A produção brasileira de café na safra 2017/2018, que começa em julho, deve chegar a 52,1 milhões de sacas de 60 quilos. Confirmada a expectativa do Departamento de Agricultura dos Estados Unidos (USDA), em relatório produzido por representantes do órgão no país, o volume corresponderá a uma queda de aproximadamente 7% (4 milhões de sacas) em comparação com o período anterior.
Foto: Érico Hiller/ Café Editora
A diminuição no volume total é consequência da bienalidade negativa das lavouras de café arábica, quando a colheita é habitualmente menor. No ciclo atual, a espécie deve atingir 40,5 milhões de sacas, 11% a menos em relação a safra 2016/2017. No entanto, "o florescimento adequado e as boas condições climáticas na maioria das regiões produtoras devem contribuir para os bons rendimentos esperados, informa o documento do USDA.

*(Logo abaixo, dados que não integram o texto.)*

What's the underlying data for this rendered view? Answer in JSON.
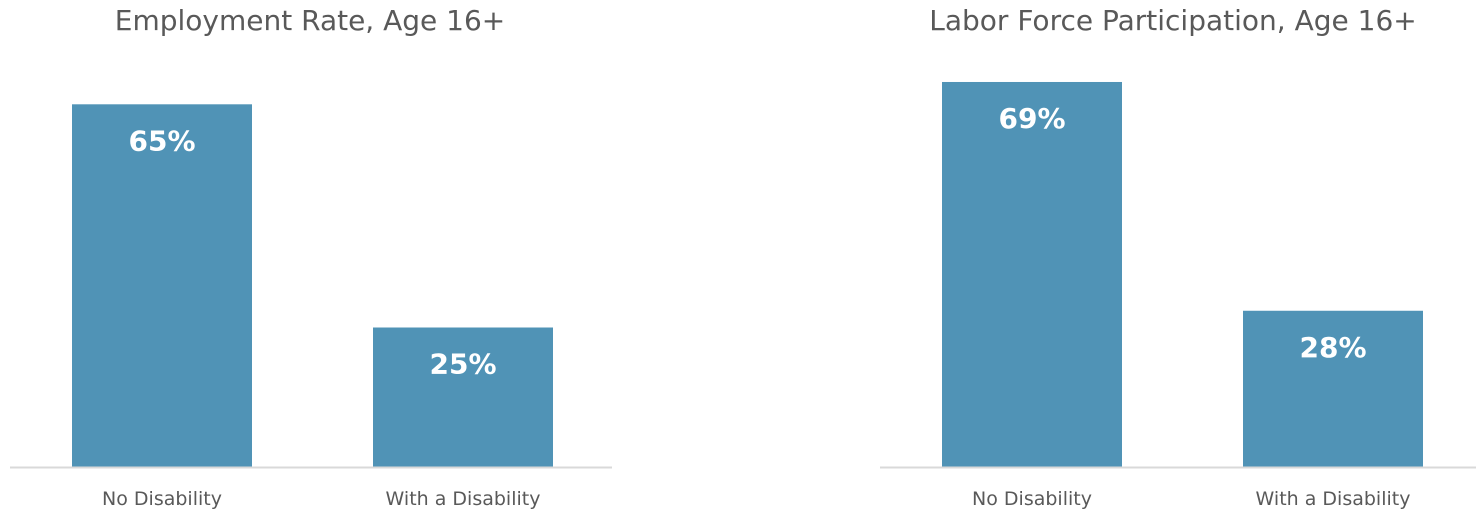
{
  "colors": {
    "bar": "#5093b6",
    "axis": "#d9d9d9",
    "title_text": "#595959",
    "label_text": "#ffffff"
  },
  "chart_data": [
    {
      "type": "bar",
      "title": "Employment Rate, Age 16+",
      "categories": [
        "No Disability",
        "With a Disability"
      ],
      "values": [
        65,
        25
      ],
      "value_labels": [
        "65%",
        "25%"
      ],
      "ylim": [
        0,
        75
      ],
      "grid": false,
      "legend": "none"
    },
    {
      "type": "bar",
      "title": "Labor Force Participation, Age 16+",
      "categories": [
        "No Disability",
        "With a Disability"
      ],
      "values": [
        69,
        28
      ],
      "value_labels": [
        "69%",
        "28%"
      ],
      "ylim": [
        0,
        75
      ],
      "grid": false,
      "legend": "none"
    }
  ]
}
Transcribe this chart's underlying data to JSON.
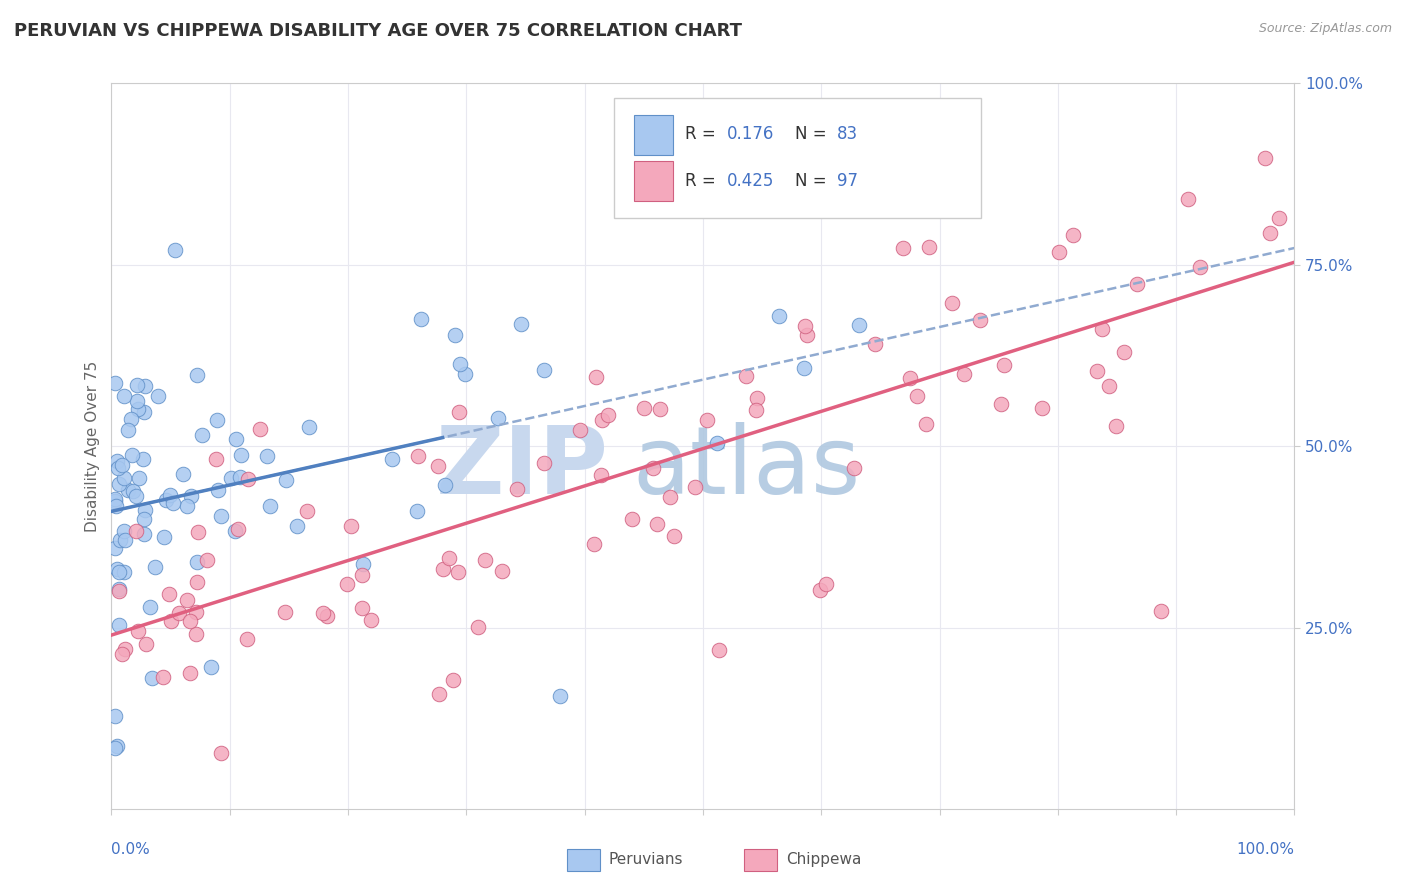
{
  "title": "PERUVIAN VS CHIPPEWA DISABILITY AGE OVER 75 CORRELATION CHART",
  "source_text": "Source: ZipAtlas.com",
  "ylabel": "Disability Age Over 75",
  "xlim": [
    0,
    100
  ],
  "ylim": [
    0,
    100
  ],
  "yticks": [
    25,
    50,
    75,
    100
  ],
  "ytick_labels": [
    "25.0%",
    "50.0%",
    "75.0%",
    "100.0%"
  ],
  "peruvian_color": "#a8c8f0",
  "chippewa_color": "#f4a8bc",
  "peruvian_edge": "#6090c8",
  "chippewa_edge": "#d06080",
  "trend_blue_color": "#5080c0",
  "trend_dashed_color": "#90aad0",
  "trend_chippewa_color": "#e06080",
  "R_peruvian": 0.176,
  "N_peruvian": 83,
  "R_chippewa": 0.425,
  "N_chippewa": 97,
  "tick_color": "#4472c4",
  "ylabel_color": "#666666",
  "watermark_zip_color": "#c8d8ee",
  "watermark_atlas_color": "#b0c8e0",
  "grid_color": "#e8e8f0",
  "legend_text_color_R": "#000000",
  "legend_text_color_N": "#4472c4"
}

Devido a contínua crise hídrica no estado do Espírito Santo, principal produtor de café conilon, os cafezais não recuperaram totalmente o potencial produtivo dos anos anteriores, mas a colheita deve ter uma leve recuperação. Para os representantes do governo dos Estados Unidos, a retirada dos grãos dessa variedade deve passar de 10,5 milhões para 11,6 milhões de sacas.
Na avaliação do USDA, o consumo interno de café no Brasil deve ficar praticamente estável em relação à safra passada: 20,66 milhões de sacas, sendo 19,55 milhões na forma de torrado e moído e 11,1 milhões na forma de solúvel. O resultado reflete "o abrandamento da economia brasileira e a mudança de padrões de consumo".

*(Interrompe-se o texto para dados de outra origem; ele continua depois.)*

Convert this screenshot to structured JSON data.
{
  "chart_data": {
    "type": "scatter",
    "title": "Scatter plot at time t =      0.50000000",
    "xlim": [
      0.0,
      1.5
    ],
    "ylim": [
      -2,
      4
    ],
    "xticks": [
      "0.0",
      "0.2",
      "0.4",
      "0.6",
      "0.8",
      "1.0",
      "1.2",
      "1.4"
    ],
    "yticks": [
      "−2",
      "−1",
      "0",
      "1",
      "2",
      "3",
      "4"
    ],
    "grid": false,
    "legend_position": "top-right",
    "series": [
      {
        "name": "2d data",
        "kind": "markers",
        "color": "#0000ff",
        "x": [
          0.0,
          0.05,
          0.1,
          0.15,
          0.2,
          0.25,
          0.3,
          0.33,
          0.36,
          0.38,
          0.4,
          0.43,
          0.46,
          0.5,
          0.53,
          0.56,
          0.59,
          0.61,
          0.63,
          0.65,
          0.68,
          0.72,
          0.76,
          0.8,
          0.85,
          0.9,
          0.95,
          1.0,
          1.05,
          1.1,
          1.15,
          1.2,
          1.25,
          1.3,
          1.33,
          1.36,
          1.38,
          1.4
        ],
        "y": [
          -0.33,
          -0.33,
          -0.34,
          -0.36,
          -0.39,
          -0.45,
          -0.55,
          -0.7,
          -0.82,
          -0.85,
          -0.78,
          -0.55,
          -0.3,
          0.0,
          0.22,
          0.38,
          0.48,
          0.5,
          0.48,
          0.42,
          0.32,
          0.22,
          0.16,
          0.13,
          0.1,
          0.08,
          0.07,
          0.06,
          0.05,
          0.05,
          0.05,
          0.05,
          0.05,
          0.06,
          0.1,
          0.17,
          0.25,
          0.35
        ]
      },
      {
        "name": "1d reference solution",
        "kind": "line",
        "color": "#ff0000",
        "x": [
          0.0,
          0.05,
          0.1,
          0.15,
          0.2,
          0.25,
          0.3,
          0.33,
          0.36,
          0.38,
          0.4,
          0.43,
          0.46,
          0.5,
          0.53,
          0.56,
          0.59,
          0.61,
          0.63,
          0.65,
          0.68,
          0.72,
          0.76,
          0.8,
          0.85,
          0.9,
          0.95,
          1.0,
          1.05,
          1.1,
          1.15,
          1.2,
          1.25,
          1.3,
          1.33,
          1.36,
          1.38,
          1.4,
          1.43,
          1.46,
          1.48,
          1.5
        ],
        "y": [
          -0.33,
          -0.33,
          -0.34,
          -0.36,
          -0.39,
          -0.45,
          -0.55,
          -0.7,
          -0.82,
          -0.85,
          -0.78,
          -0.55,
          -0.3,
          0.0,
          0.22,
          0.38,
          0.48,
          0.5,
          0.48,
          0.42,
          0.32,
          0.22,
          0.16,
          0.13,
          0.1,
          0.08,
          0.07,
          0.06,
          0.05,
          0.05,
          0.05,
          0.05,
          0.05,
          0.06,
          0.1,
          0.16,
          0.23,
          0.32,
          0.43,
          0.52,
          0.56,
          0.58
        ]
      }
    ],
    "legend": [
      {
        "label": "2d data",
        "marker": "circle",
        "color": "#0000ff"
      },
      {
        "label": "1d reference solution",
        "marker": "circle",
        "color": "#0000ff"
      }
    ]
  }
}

As exportações também ficarão estáveis na safra corrente, com embarques estimados em 33,03 milhões de sacas, sendo 29,4 milhões de café verde e 3,6 milhões de café solúvel. Com baixa produção e demanda relativamente regular, o ciclo agrícola este ano deve terminar com estoques menores de café brasileiro. Segundo a projeção do Departamento, haverá 3,88 milhões de sacas ao fim do período, uma redução de 1,53 milhão de sacas em comparação com o ano passado.